Myth #5: "One Big Push Is Better Than Steady Monthly Effort"
Some dealers frontload their review generation. They run hard in January or after a big sales event, gather 30 or 40 reviews in a month, then go quiet for three months.
Google's algorithm doesn't work that way. Platforms like Google Business Profile and third-party review sites weight recency heavily. A steady stream of reviews across 12 months signals that your dealership is actively engaged and customer-focused. One big spike followed by silence suggests, well, that you ran a campaign.
A sustainable cadence produces 8 to 15 reviews per month, every month. That's achievable for most dealerships and it keeps your profile fresh. It also feeds your social media content engine and gives you real testimonials to use in video marketing and digital advertising.

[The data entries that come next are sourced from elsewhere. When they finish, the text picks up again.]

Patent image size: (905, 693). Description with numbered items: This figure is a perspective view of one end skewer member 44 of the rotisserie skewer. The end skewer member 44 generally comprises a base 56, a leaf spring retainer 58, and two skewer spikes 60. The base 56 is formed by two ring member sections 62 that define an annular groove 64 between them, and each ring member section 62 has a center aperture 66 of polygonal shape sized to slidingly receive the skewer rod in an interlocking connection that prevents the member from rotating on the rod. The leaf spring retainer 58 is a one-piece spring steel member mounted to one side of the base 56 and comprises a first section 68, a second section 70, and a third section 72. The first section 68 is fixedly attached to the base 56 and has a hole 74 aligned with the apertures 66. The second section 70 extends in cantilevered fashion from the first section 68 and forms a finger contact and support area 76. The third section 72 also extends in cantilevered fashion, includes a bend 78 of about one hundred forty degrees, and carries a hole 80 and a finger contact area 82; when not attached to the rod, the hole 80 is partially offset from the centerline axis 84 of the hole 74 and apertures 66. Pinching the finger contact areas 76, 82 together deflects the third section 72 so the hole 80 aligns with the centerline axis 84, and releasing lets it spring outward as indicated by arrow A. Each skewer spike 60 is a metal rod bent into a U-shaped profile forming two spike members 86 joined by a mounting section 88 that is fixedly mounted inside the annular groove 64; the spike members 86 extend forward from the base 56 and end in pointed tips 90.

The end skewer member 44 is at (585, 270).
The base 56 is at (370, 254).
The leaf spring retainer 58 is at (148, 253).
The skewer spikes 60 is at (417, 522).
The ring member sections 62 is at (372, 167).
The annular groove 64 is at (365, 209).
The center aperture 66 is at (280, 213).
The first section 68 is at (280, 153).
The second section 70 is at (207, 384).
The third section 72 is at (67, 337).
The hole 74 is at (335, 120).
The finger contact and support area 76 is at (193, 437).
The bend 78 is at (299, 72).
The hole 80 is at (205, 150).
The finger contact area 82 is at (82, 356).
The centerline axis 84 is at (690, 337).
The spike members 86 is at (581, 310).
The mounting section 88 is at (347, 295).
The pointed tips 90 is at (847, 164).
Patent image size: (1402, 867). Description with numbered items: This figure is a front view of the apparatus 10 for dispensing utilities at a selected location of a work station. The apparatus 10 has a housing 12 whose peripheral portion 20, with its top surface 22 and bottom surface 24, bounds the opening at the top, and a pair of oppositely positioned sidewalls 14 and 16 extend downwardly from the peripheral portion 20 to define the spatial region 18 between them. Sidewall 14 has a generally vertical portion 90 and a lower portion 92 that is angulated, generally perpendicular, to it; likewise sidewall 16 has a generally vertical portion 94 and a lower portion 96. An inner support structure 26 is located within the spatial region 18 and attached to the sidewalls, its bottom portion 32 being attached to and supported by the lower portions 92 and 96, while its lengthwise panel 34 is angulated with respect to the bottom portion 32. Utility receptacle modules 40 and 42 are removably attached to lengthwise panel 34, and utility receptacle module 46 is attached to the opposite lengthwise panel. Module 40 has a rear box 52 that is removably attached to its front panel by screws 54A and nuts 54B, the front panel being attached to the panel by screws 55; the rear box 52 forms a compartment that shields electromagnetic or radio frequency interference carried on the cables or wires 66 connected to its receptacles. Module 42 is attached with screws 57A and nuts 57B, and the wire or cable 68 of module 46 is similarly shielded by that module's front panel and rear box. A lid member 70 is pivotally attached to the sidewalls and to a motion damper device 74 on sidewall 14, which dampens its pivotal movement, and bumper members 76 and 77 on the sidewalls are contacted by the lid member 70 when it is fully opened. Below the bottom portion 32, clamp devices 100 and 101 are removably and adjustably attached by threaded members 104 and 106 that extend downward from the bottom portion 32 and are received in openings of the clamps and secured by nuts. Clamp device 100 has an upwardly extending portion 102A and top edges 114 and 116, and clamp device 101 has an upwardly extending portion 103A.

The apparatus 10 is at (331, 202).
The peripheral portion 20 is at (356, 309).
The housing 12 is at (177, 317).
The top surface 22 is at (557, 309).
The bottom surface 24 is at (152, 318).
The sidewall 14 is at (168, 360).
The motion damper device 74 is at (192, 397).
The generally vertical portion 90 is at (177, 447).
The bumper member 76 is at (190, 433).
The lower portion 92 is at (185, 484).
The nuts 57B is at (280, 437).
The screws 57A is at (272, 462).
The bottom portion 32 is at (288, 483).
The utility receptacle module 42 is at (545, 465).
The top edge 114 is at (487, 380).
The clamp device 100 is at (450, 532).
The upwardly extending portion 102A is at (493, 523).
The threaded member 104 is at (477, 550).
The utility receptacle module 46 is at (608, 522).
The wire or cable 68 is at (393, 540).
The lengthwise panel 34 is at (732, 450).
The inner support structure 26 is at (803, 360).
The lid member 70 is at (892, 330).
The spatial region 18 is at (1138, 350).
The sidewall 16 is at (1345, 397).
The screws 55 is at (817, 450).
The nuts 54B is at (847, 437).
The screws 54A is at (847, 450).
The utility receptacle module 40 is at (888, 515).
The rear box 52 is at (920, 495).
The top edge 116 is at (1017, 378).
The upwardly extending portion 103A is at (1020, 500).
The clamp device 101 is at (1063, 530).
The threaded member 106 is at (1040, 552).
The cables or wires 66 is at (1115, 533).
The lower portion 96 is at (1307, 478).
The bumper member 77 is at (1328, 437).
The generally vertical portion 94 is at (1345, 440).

What a Real Cadence Looks Like
Here's the framework that works:
- Week 2 post-delivery: Email review request with a direct link to your Google Business Profile.
- Week 3: Text message reminder (personal note if possible, not a template).
- Week 4: Phone call from service team or sales follow-up.
- Post-first service appointment: Immediate thank-you text with a light ask for feedback.
- Monthly audit: Check which channels are generating responses. Double down on what works.
And here's the part most dealers skip: measure it. Track your review request send dates, your conversion rates by channel, your average review rating, and your monthly review count. If you're not measuring it, you're not managing it.
Your Google Business Profile is part of your digital advertising strategy. It sits right next to paid search and social media in terms of customer decision-making. A thin profile with stale reviews? That's leaving money on the table. A robust profile with fresh, varied reviews? That's an asset that works for you every single day.
The dealers winning at reviews aren't doing anything magical. They're just doing it consistently.
HTML, Not Excuses
Build your cadence, document it, and stick with it for 90 days before you judge whether it's working. Most dealers bail too early because they expect results like paid digital advertising. Reviews are slower. But they're also cheaper and they compound. After six months of steady effort, your profile becomes a selling tool.
That's the difference between a strategy and a hobby.